The national Higher Education Research Institute survey, based on responses from 201,818 first-year students at 279 different colleges, showed that fewer students perceived their emotional health "was in the ‘highest 10 percent' or ‘above average' when compared to their peers," according to the research brief. The survey has been distributed to college freshmen for the last 45 years, said Linda DeAngelo, assistant director for research for the Cooperative Institutional Research Program at the University of California at Los Angeles, which administered the survey.

In the most recent survey, the percentage of students reporting their emotional health as above average dropped from 55.3 percent in 2009 to 51.9 percent in 2010, according to the research brief. Freshmen are surveyed when they first enter college, DeAngelo said, so results reflect how students felt when first entering school.

"We see in our study that students expect to be satisfied with college," DeAngelo said. But she said many students feel pressure and anxiety about "making the most of their college experiences."  Specifically, the survey showed two-thirds of freshmen had financial concerns that had influenced their choice of school.

DeAngelo said in recent years universities have "really started to increase the wellness services they offer to students."

Over the past five years, Psych Services has seen roughly 17 percent of the student body each year, Johnson said. In comparison, half that many students used the University's psychological resources in 1985.

The greater availability of resources is not the only factor  that has driven the increase, Johnson said. "Since 1985, culturally — not just at Brown — there has been more attention given to mental health," she said.

Johnson said Psych Services tries to make first-years aware of available resources by participating in orientation activities and providing information to residential peer leaders.

Over the past five years, Johnson said she has not seen any major changes in the concerns students bring with them when they visit Psych Services. She said that though more students feel pressure and anxiety regarding jobs because of the economic recession, the number is not large.

Additionally, when students first go to Psych Services, they are asked whether they have seen a counselor before coming to Brown. Johnson said they have been collecting this information for the past six years and the percentage has not changed.

Johnson said the national survey involves self-reports from freshmen about their emotional health compared to how they perceive their peers' emotional well-being. The results are a measure of perceived emotional health, rather than an evaluation of students' actual mental states.

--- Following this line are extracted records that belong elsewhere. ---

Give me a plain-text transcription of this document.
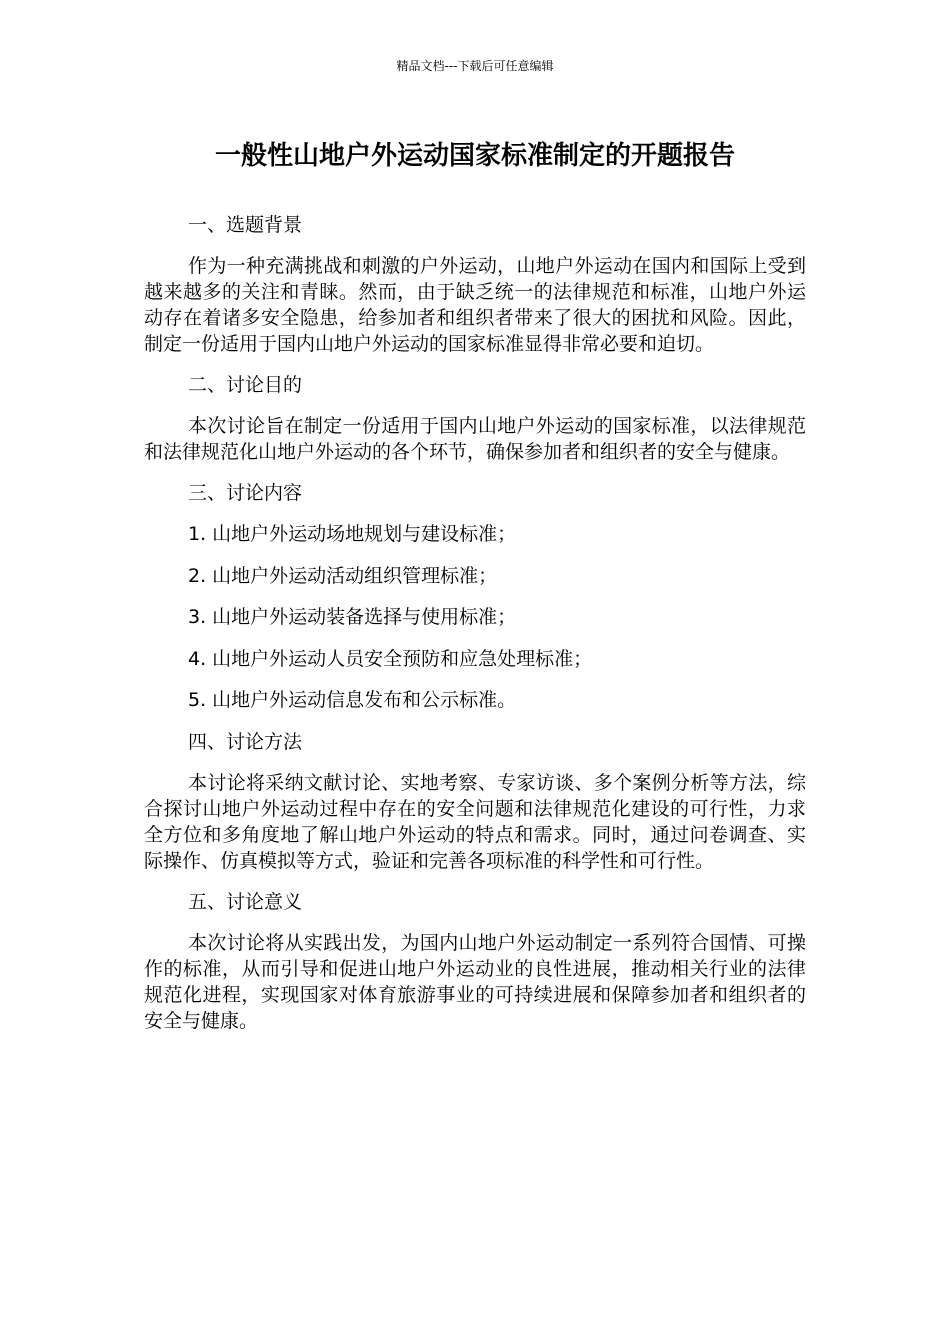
精品文档---下载后可任意编辑
一般性山地户外运动国家标准制定的开题报告

一、选题背景

作为一种充满挑战和刺激的户外运动，山地户外运动在国内和国际上受到越来越多的关注和青睐。然而，由于缺乏统一的法律规范和标准，山地户外运动存在着诸多安全隐患，给参加者和组织者带来了很大的困扰和风险。因此，制定一份适用于国内山地户外运动的国家标准显得非常必要和迫切。

二、讨论目的

本次讨论旨在制定一份适用于国内山地户外运动的国家标准，以法律规范和法律规范化山地户外运动的各个环节，确保参加者和组织者的安全与健康。

三、讨论内容

1. 山地户外运动场地规划与建设标准；

2. 山地户外运动活动组织管理标准；

3. 山地户外运动装备选择与使用标准；

4. 山地户外运动人员安全预防和应急处理标准；

5. 山地户外运动信息发布和公示标准。

四、讨论方法

本讨论将采纳文献讨论、实地考察、专家访谈、多个案例分析等方法，综合探讨山地户外运动过程中存在的安全问题和法律规范化建设的可行性，力求全方位和多角度地了解山地户外运动的特点和需求。同时，通过问卷调查、实际操作、仿真模拟等方式，验证和完善各项标准的科学性和可行性。

五、讨论意义

本次讨论将从实践出发，为国内山地户外运动制定一系列符合国情、可操作的标准，从而引导和促进山地户外运动业的良性进展，推动相关行业的法律规范化进程，实现国家对体育旅游事业的可持续进展和保障参加者和组织者的安全与健康。
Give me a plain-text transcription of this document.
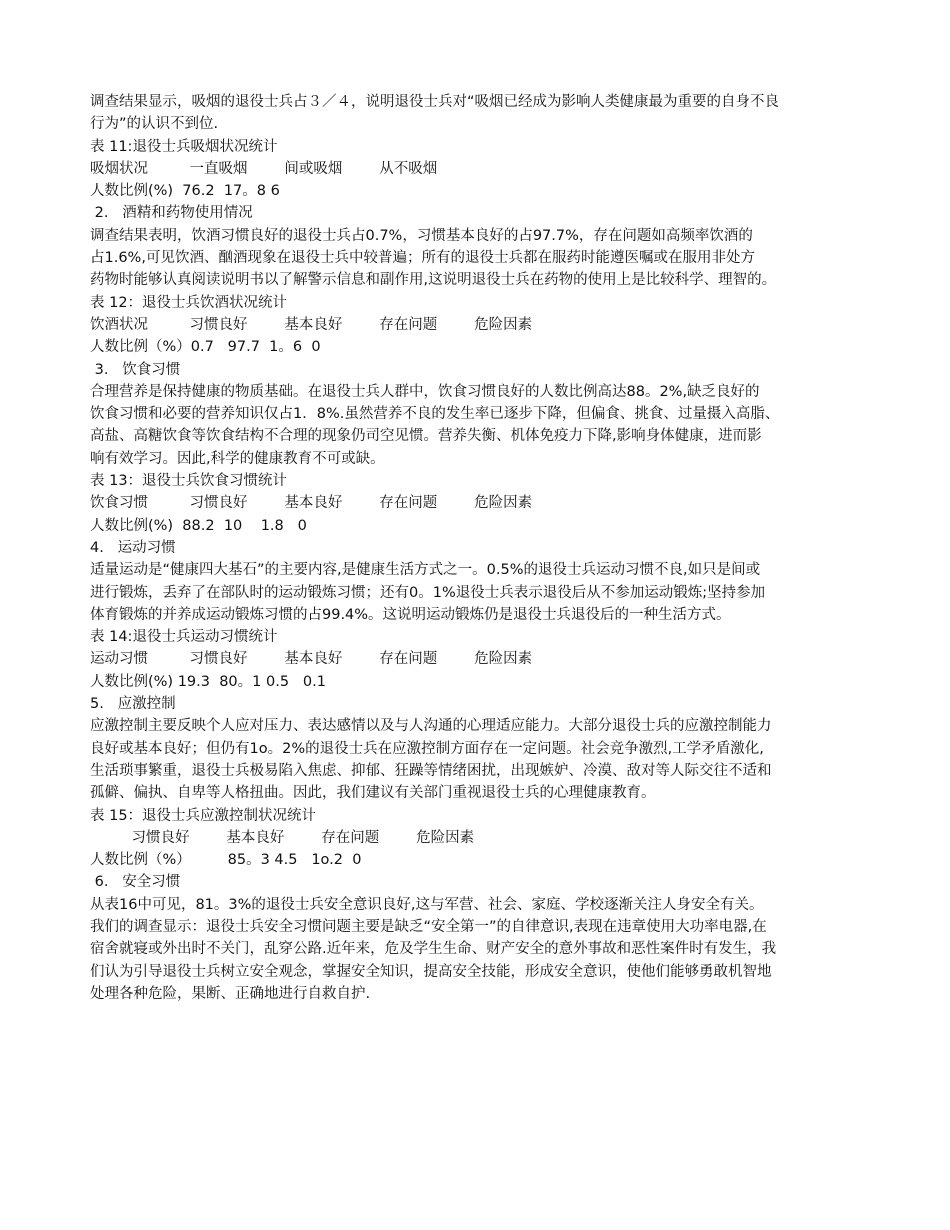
调查结果显示，吸烟的退役士兵占３／４，说明退役士兵对“吸烟已经成为影响人类健康最为重要的自身不良
行为”的认识不到位.
表 11:退役士兵吸烟状况统计
吸烟状况         一直吸烟        间或吸烟        从不吸烟
人数比例(%)  76.2  17。8 6
2.   酒精和药物使用情况
调查结果表明，饮酒习惯良好的退役士兵占0.7%，习惯基本良好的占97.7%，存在问题如高频率饮酒的
占1.6%,可见饮酒、酗酒现象在退役士兵中较普遍；所有的退役士兵都在服药时能遵医嘱或在服用非处方
药物时能够认真阅读说明书以了解警示信息和副作用,这说明退役士兵在药物的使用上是比较科学、理智的。
表 12：退役士兵饮酒状况统计
饮酒状况         习惯良好        基本良好        存在问题        危险因素
人数比例（%）0.7   97.7  1。6  0
3.   饮食习惯
合理营养是保持健康的物质基础。在退役士兵人群中，饮食习惯良好的人数比例高达88。2%,缺乏良好的
饮食习惯和必要的营养知识仅占1．8%.虽然营养不良的发生率已逐步下降，但偏食、挑食、过量摄入高脂、
高盐、高糖饮食等饮食结构不合理的现象仍司空见惯。营养失衡、机体免疫力下降,影响身体健康，进而影
响有效学习。因此,科学的健康教育不可或缺。
表 13：退役士兵饮食习惯统计
饮食习惯         习惯良好        基本良好        存在问题        危险因素
人数比例(%)  88.2  10    1.8   0
4.   运动习惯
适量运动是“健康四大基石”的主要内容,是健康生活方式之一。0.5%的退役士兵运动习惯不良,如只是间或
进行锻炼，丢弃了在部队时的运动锻炼习惯；还有0。1%退役士兵表示退役后从不参加运动锻炼;坚持参加
体育锻炼的并养成运动锻炼习惯的占99.4%。这说明运动锻炼仍是退役士兵退役后的一种生活方式。
表 14:退役士兵运动习惯统计
运动习惯         习惯良好        基本良好        存在问题        危险因素
人数比例(%) 19.3  80。1 0.5   0.1
5.   应激控制
应激控制主要反映个人应对压力、表达感情以及与人沟通的心理适应能力。大部分退役士兵的应激控制能力
良好或基本良好；但仍有1o。2%的退役士兵在应激控制方面存在一定问题。社会竞争激烈,工学矛盾激化,
生活琐事繁重，退役士兵极易陷入焦虑、抑郁、狂躁等情绪困扰，出现嫉妒、冷漠、敌对等人际交往不适和
孤僻、偏执、自卑等人格扭曲。因此，我们建议有关部门重视退役士兵的心理健康教育。
表 15：退役士兵应激控制状况统计
习惯良好        基本良好        存在问题        危险因素
人数比例（%）        85。3 4.5   1o.2  0
6.   安全习惯
从表16中可见，81。3%的退役士兵安全意识良好,这与军营、社会、家庭、学校逐渐关注人身安全有关。
我们的调查显示：退役士兵安全习惯问题主要是缺乏“安全第一”的自律意识,表现在违章使用大功率电器,在
宿舍就寝或外出时不关门，乱穿公路.近年来，危及学生生命、财产安全的意外事故和恶性案件时有发生，我
们认为引导退役士兵树立安全观念，掌握安全知识，提高安全技能，形成安全意识，使他们能够勇敢机智地
处理各种危险，果断、正确地进行自救自护.
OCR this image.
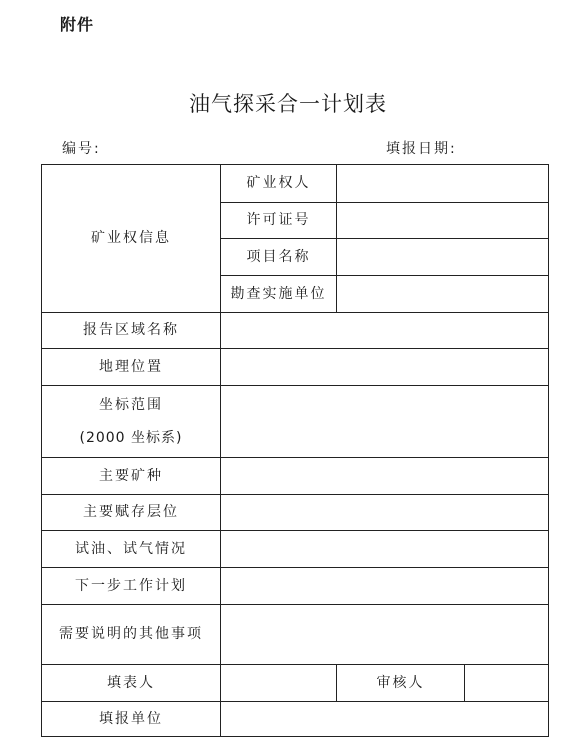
附件
油气探采合一计划表
编号:	填报日期:
矿业权信息	矿业权人		
	许可证号		
	项目名称		
	勘查实施单位		
报告区域名称			
地理位置			

坐标范围
(2000 坐标系)			

主要矿种			
主要赋存层位			
试油、试气情况			
下一步工作计划			
需要说明的其他事项			
填表人		审核人	
填报单位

Brown regularly tops the Princeton Review's annual list of colleges with the "Happiest Students." But having the happiest students is not the same as having the student body with the highest level of emotional well-being.

"One common theme, that I would guess is somewhat specific to Brown, is that students tend to assume that everyone around them has it together, and that they are the only one experiencing any sort of distress," said Remy Fernandez-O'Brien '12, a residential counselor in Littlefield House. "This of course is not true, but it does seem to make people less likely to seek help when they could benefit from it."

"People don't necessarily want to specifically label what's going on with them, but they are often motivated to make things better for themselves," Fernandez-O'Brien added. "Because of this, in many cases I'll recommend a specific person that I know, in Psych Services or another department, whom I know to be particularly helpful."

"I do believe that Brown students are happier on average than students at other universities," Johnson said. "So you get this phenomenon that students who are feeling bad feel cheated or are reluctant to let other students know they are feeling bad because they feel out of the ordinary."